As of 2009, Haggate has two public houses, a school and a Baptist church.

Haggate has direct road links with Burnley and Nelson, and is served by local bus services (111 and 112) operated by Burnley Bus Company.

== History ==

The parish of Briercliffe has been present since at least 1235 when the Lordship of Briercliffe, Edmund de Lacy, was granted the Charter of Freewarden, allowing him to use the area for hunting hares, rabbits and foxes. The earliest knowledge of the village dates back to the late 16th century when the Hare and Hounds public house, which took its name from the hunting activity in the region, was established. The first official documentation of the village was in the early 17th century, although historians have been unable to elucidate the exact roots of the name. Local folklore suggested that the name came from the fact that an elderly woman (a "hag") from the village was known to sit on a five-barred gate and watch the world. However, it is now believed that the name is more likely to have been derived from two words – "hack", meaning a hawthorn tree and "gate", an archaic word for a path or route.

In 1644, during the English Civil War, the village was the scene of an altercation in which five people, probably Roundhead supporters, were killed by King Charles I's troops.
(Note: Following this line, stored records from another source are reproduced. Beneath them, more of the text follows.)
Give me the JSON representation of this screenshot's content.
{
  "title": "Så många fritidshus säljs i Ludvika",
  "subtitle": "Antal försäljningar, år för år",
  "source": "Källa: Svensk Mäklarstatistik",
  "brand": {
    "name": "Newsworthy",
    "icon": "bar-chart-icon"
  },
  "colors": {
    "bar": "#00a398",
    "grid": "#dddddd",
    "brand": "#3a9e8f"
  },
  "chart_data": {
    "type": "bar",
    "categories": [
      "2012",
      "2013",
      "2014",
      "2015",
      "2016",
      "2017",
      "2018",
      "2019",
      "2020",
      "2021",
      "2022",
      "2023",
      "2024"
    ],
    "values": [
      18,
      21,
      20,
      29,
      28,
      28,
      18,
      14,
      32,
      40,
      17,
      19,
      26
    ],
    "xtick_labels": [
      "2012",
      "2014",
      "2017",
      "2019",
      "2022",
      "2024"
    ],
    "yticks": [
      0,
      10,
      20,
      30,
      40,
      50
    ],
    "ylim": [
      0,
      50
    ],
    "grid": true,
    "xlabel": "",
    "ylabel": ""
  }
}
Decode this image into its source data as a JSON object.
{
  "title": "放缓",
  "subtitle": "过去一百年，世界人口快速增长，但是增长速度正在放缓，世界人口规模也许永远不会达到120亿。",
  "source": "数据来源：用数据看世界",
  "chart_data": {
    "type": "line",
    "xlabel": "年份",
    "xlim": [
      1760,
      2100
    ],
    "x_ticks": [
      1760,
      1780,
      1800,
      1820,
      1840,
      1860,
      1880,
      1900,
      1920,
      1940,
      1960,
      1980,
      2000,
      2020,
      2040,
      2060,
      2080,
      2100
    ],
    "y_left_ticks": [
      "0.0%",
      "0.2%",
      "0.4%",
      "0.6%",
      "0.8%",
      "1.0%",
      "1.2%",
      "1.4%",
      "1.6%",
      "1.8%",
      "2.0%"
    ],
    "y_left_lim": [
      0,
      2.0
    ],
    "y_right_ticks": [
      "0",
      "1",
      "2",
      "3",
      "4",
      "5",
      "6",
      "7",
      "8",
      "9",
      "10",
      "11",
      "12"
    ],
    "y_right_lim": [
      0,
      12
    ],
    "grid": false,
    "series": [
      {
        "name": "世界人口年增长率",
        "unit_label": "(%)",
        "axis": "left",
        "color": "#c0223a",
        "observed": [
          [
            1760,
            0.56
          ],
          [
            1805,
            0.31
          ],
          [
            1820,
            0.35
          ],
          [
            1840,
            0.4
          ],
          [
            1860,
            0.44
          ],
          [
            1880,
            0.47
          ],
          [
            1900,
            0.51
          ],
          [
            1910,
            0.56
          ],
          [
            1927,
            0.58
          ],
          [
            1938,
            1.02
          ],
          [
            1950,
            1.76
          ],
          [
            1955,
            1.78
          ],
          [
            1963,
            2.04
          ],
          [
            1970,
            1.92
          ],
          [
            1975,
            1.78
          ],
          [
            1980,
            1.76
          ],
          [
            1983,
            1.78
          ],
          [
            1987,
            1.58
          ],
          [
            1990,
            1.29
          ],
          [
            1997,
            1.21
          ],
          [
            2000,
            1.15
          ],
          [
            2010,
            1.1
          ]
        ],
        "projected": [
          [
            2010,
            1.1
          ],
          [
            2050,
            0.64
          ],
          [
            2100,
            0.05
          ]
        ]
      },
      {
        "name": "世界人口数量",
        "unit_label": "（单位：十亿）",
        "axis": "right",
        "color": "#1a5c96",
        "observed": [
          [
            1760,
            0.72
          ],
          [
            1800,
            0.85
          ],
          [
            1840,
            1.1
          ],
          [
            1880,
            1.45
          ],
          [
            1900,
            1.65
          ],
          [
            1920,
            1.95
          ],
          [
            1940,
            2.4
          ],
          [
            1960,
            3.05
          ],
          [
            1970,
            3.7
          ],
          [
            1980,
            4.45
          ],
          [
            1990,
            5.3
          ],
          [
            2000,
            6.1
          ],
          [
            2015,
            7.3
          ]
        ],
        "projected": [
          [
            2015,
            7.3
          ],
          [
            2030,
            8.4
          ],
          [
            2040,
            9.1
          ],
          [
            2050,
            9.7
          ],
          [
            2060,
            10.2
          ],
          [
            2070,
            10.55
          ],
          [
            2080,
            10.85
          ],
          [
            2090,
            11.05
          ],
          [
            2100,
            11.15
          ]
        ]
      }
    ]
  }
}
By the 1700s, the people of Haggate worked mostly as farmers and were major producers of wool. There was also a coal mine, which remained open until the middle of the 20th century, that supplied coal to the mills of Harle Syke and Briercliffe. In the mid-19th century a group of men from Haggate founded the village's first cotton mill, which is today known as 'Oxford Mill', which became the base of many Burnley cotton firms during the time when Lancashire was one of the cotton capitals of the world. There was a cricket field in the village where many Lancashire cricketers played at the invitation of the Smith family who lived in the village. Haggate School, originally a sunday school for the Baptist Church, was built on the site of the cricket pitch in 1882. The school later became the village primary school, and was more recently used by Burnley College.